LA&PS Professors received more than $2 million in 2020 Insight Grants from SSHRC. Keep reading the #LAPSInsightOut series to learn more about the amazing research happening in our Faculty. 

Molly Ladd-Taylor

Professor Molly Ladd-Taylor, with the Department of History has received a 2020 Insight Grant from the Social Sciences and Humanities Research Council (SSHRC) for $86,717. Her new research is titled, “Damaged children: Innocence, inequality, and the politics of poverty in the postwar United States, 1950 to 1990.”

This new project builds on her research related to child-rearing, the politics of motherhood, child welfare, and family. She will examine early postwar concepts of “innocent children” and the persistence of eugenics in popular thinking about “bad” kids. Her project has two goals: to develop a national history that places contested ideas about the nature of childhood at the centre of postwar political realignments and an increasingly punitive state, and to explore the role that images of “bad” or damaged children played in justifying policies directed to poor and racialized youth.

It is a four-year research project that will investigate the cultural ideas and social policies for disadvantaged children and youth during a period of major economic, social, and political change. Professor Ladd-Taylor will be the Principal Investigator and will develop a set of interlinked case studies, which provide a panoramic perspective on so-called “damaged children” by juxtaposing different types of children usually studied separately: those labeled delinquent, culturally deprived, mentally disabled, and emotionally disturbed.
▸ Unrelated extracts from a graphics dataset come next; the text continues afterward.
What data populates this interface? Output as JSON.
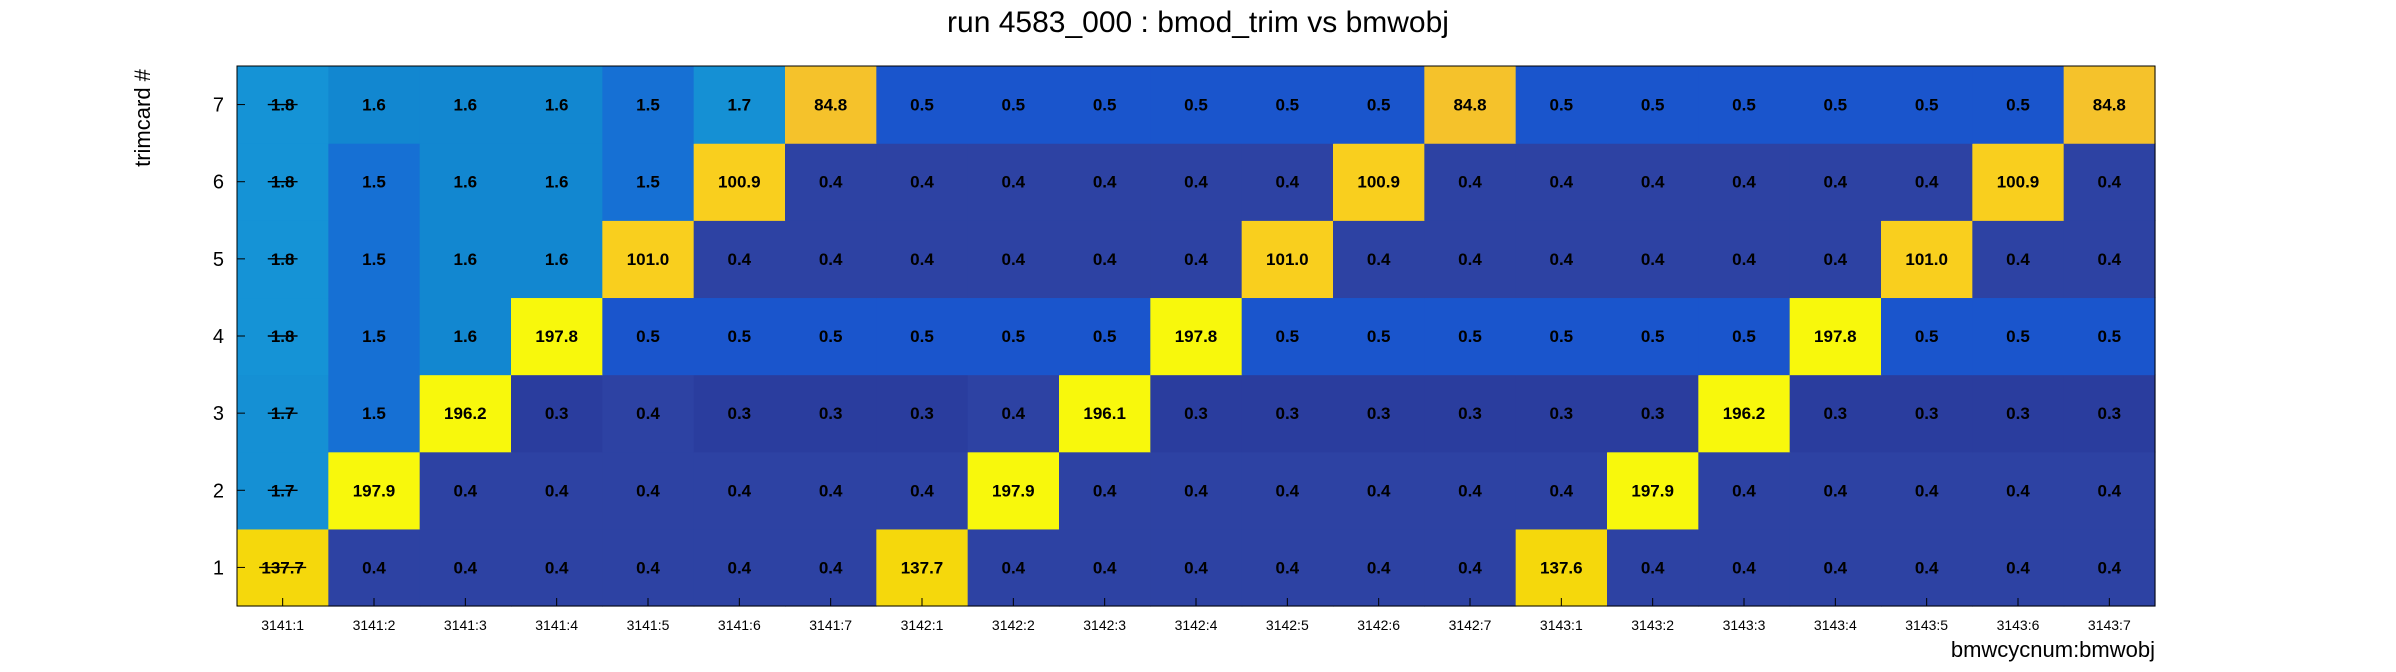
{
  "chart_data": {
    "type": "heatmap",
    "title": "run 4583_000 : bmod_trim vs bmwobj",
    "xlabel": "bmwcycnum:bmwobj",
    "ylabel": "trimcard #",
    "x_categories": [
      "3141:1",
      "3141:2",
      "3141:3",
      "3141:4",
      "3141:5",
      "3141:6",
      "3141:7",
      "3142:1",
      "3142:2",
      "3142:3",
      "3142:4",
      "3142:5",
      "3142:6",
      "3142:7",
      "3143:1",
      "3143:2",
      "3143:3",
      "3143:4",
      "3143:5",
      "3143:6",
      "3143:7"
    ],
    "y_categories": [
      "1",
      "2",
      "3",
      "4",
      "5",
      "6",
      "7"
    ],
    "values": [
      [
        "137.7",
        "0.4",
        "0.4",
        "0.4",
        "0.4",
        "0.4",
        "0.4",
        "137.7",
        "0.4",
        "0.4",
        "0.4",
        "0.4",
        "0.4",
        "0.4",
        "137.6",
        "0.4",
        "0.4",
        "0.4",
        "0.4",
        "0.4",
        "0.4"
      ],
      [
        "1.7",
        "197.9",
        "0.4",
        "0.4",
        "0.4",
        "0.4",
        "0.4",
        "0.4",
        "197.9",
        "0.4",
        "0.4",
        "0.4",
        "0.4",
        "0.4",
        "0.4",
        "197.9",
        "0.4",
        "0.4",
        "0.4",
        "0.4",
        "0.4"
      ],
      [
        "1.7",
        "1.5",
        "196.2",
        "0.3",
        "0.4",
        "0.3",
        "0.3",
        "0.3",
        "0.4",
        "196.1",
        "0.3",
        "0.3",
        "0.3",
        "0.3",
        "0.3",
        "0.3",
        "196.2",
        "0.3",
        "0.3",
        "0.3",
        "0.3"
      ],
      [
        "1.8",
        "1.5",
        "1.6",
        "197.8",
        "0.5",
        "0.5",
        "0.5",
        "0.5",
        "0.5",
        "0.5",
        "197.8",
        "0.5",
        "0.5",
        "0.5",
        "0.5",
        "0.5",
        "0.5",
        "197.8",
        "0.5",
        "0.5",
        "0.5"
      ],
      [
        "1.8",
        "1.5",
        "1.6",
        "1.6",
        "101.0",
        "0.4",
        "0.4",
        "0.4",
        "0.4",
        "0.4",
        "0.4",
        "101.0",
        "0.4",
        "0.4",
        "0.4",
        "0.4",
        "0.4",
        "0.4",
        "101.0",
        "0.4",
        "0.4"
      ],
      [
        "1.8",
        "1.5",
        "1.6",
        "1.6",
        "1.5",
        "100.9",
        "0.4",
        "0.4",
        "0.4",
        "0.4",
        "0.4",
        "0.4",
        "100.9",
        "0.4",
        "0.4",
        "0.4",
        "0.4",
        "0.4",
        "0.4",
        "100.9",
        "0.4"
      ],
      [
        "1.8",
        "1.6",
        "1.6",
        "1.6",
        "1.5",
        "1.7",
        "84.8",
        "0.5",
        "0.5",
        "0.5",
        "0.5",
        "0.5",
        "0.5",
        "84.8",
        "0.5",
        "0.5",
        "0.5",
        "0.5",
        "0.5",
        "0.5",
        "84.8"
      ]
    ],
    "strikethrough_column": "3141:1",
    "colors": {
      "0.3": "#2a3d9e",
      "0.4": "#2d42a3",
      "0.5": "#1a55cc",
      "1.5": "#1670d4",
      "1.6": "#1287d0",
      "1.7": "#1590d4",
      "1.8": "#1593d6",
      "84.8": "#f5c22b",
      "100.9": "#f9cf1e",
      "101.0": "#f9cf1e",
      "137.6": "#f5d80c",
      "137.7": "#f5d80c",
      "196.1": "#f8f80c",
      "196.2": "#f8f80c",
      "197.8": "#f8f80c",
      "197.9": "#f8f80c"
    }
  }
}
Ladd-Taylor says that there is a vast scholarship on “bad” kids that analyzes juvenile justice and education reform primarily through the lens of race. The proposed project will add a new dimension to this literature by adding disability as a key category of analysis. It will begin in 1950, when eugenic and biological explanations for children’s problems gave way to a new emphasis on psychology, environment, and cultural deprivation. The project’s scope will end in 1990, when get-tough school and juvenile delinquency policies were well established. The framework of disability shows how poor Black and brown kids were labeled damaged, disturbed, or learning disabled and enriches our understanding of U.S. history.

The main output of the research will be a scholarly book-length study that explores different types of damaged children in US political culture during the aforementioned 40-year timespan – thus, providing a new framework for understanding recent US history and a historical intervention into urgent public-policy debates about child poverty, juvenile justice, mental health, and special education.